I suggested that the red button was removed and replaced by 4 buttons on the video mixer and 4 faders on the audio mixer. This way they would get rid of a single point of failure and no knowledge about how to switch to Backup would be required, because it is self explaining. The red button probably won’t disappear completely because of the preview monitors. There is never enough space on the big monitors in the control room, so using two spaces for nothing is not really an option. But then the red button would be away from the transmission chain, and if it failed, it would still be possible to broadcast just by using the Preview of the image mixer.

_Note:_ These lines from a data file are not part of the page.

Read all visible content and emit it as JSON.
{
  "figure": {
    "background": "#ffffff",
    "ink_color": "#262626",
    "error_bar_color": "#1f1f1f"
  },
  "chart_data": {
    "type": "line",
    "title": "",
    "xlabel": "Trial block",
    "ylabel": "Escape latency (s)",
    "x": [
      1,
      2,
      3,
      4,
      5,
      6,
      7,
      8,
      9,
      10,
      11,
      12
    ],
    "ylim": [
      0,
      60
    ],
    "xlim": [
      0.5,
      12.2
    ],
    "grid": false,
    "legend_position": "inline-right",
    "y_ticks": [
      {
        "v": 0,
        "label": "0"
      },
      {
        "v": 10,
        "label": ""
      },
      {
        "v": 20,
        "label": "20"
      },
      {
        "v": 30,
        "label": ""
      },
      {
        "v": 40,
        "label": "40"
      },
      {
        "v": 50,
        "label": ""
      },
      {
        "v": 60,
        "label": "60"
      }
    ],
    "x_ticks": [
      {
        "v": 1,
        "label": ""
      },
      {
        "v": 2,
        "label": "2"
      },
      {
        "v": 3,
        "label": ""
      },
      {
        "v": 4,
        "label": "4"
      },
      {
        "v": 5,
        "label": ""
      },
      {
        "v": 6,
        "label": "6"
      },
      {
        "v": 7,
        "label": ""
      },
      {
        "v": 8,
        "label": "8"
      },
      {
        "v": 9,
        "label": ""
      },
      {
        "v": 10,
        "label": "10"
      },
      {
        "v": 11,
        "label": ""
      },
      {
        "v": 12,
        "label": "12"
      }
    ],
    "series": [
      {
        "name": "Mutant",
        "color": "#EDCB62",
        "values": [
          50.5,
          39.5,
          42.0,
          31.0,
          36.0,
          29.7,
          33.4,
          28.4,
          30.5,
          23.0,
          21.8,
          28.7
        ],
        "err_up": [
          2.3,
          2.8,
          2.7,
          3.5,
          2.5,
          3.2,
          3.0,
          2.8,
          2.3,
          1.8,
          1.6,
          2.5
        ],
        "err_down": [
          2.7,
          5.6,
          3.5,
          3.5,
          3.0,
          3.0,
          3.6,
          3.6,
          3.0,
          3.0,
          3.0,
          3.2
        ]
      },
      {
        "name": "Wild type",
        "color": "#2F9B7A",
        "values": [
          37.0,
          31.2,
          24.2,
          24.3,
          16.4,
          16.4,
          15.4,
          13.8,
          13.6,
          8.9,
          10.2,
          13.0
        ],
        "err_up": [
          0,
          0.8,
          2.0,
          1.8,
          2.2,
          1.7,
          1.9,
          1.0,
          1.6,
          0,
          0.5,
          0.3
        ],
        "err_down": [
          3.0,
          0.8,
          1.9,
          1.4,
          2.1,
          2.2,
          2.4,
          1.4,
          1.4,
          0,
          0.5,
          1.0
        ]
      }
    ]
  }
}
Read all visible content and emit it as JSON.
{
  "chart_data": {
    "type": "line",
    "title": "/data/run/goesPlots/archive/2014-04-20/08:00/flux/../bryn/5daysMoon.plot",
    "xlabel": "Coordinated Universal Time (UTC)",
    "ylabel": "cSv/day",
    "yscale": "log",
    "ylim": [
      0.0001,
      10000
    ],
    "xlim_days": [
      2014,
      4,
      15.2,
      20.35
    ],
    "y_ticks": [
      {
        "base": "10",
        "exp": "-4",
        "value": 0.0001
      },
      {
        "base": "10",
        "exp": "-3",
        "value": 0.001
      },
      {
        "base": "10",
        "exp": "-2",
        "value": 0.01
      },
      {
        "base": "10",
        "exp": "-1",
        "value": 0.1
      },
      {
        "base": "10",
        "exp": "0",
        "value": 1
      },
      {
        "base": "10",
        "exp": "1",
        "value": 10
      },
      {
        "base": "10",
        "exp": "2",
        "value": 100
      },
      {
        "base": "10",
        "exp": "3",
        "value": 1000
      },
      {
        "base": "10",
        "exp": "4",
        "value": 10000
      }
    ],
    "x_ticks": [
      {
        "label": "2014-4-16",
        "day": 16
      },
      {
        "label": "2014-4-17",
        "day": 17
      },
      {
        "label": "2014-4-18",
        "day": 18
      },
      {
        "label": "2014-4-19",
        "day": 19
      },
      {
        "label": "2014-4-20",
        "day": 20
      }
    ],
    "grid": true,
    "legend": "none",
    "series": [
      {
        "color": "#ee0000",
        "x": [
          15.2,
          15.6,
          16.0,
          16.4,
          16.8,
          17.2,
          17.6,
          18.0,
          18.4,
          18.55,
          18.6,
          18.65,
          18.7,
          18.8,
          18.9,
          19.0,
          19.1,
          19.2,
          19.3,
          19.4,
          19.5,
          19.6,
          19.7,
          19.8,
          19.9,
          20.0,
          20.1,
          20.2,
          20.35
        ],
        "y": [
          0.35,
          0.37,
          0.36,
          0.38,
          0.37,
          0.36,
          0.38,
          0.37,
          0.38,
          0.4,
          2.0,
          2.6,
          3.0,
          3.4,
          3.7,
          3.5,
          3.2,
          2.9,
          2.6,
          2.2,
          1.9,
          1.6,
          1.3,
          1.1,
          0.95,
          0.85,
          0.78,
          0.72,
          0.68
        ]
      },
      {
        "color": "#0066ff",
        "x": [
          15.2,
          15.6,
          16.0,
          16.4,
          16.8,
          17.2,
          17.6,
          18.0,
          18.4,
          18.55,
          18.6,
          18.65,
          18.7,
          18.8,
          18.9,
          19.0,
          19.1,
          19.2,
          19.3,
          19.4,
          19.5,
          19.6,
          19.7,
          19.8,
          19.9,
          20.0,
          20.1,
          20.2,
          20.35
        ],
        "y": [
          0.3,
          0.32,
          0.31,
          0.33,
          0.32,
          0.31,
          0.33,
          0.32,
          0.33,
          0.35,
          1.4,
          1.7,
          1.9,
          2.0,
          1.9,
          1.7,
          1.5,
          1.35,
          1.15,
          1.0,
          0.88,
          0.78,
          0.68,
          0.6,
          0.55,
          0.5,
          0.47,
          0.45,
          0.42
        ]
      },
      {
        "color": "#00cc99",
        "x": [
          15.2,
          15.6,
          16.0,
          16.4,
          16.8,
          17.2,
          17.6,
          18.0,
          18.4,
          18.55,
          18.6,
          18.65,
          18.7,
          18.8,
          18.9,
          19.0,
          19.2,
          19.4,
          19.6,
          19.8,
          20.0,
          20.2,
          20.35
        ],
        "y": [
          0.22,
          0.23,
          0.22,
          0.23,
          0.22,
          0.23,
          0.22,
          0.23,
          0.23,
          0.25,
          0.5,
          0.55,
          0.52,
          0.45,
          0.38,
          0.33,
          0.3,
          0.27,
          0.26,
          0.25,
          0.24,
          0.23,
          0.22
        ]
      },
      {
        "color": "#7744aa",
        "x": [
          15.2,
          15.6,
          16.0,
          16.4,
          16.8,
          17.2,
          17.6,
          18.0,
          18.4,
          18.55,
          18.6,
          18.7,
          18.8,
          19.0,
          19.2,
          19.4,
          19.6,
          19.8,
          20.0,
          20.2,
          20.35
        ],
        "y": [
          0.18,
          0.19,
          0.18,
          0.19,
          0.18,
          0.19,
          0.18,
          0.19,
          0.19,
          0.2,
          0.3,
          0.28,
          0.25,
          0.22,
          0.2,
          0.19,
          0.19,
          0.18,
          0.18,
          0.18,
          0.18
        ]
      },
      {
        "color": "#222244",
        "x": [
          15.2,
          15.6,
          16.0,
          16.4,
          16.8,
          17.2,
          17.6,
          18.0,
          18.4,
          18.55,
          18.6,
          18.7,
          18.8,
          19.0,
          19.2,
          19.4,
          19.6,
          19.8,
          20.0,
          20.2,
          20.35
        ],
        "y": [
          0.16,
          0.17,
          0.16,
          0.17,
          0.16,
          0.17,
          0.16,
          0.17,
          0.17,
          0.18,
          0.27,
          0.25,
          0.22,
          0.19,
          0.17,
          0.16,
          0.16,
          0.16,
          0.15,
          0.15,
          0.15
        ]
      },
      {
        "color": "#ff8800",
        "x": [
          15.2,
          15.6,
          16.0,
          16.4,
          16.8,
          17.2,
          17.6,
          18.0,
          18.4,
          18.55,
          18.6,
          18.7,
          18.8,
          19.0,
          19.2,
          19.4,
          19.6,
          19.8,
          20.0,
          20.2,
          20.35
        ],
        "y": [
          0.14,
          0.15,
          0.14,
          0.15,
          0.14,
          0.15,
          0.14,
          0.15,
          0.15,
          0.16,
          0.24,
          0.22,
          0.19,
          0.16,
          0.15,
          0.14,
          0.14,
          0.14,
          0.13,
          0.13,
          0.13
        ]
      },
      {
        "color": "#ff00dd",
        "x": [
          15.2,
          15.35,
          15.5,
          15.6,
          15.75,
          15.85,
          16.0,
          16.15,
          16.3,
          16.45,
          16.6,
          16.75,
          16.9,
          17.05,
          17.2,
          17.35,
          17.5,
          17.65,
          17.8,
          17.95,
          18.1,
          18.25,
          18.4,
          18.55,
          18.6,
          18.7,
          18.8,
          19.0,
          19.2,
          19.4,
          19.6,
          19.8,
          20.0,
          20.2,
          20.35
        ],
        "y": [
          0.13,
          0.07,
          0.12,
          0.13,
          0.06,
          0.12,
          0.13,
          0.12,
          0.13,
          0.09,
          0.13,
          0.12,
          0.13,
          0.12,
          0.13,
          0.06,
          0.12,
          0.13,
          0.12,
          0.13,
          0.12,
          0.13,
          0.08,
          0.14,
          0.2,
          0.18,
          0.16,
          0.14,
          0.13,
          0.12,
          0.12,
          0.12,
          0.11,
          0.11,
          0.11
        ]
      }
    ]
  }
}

Now back to the control monitor that shows the name and elapsed and remaining duration of the clip currently playing. This is just a PC that is monitoring what the video playout servers are doing. When we finally had got the right video signal into the image mixer, there was still problems getting the control monitor to show the correct information. Some times it showed something very strange, such as negative remaining duration of the clip that was playing. The problem turned out to come from the Main video playout server, where the problem was that the Main video playout server was partly working. Had it been completely dead, then there had been no problem, but now it was partly not working. So the information on the control monitor was some sort of mix of information from the two playout servers, which was not useful at all. And since it was supposed to sense automatically which server was playing, nobody knew how to force it to only monitor the Backup server. We found out eventually.
The problem with the time code monitor shows that if you have something which switches from Main to Backup and back automatically, then it must be possible to disable the automatic switch and decide manually which source to use. And if the auto-swich means that it becomes particularly difficult to switch manually, it should seriously be considered to always let this switching happen manually. In this case, the choice should be easy, since the switching must be done manually both for the video signal and the KVM switch. In that case everything should be switched manually. Since the red button will be used to switch the video monitoring, then it will only be natural to let it switch the source to control monitor as well.
Finally there was a problem one day, where the KVM switch to the PC’s controlling the video playout servers didn’t work. Ups, we just found an other single point of failure there, that might need some thought.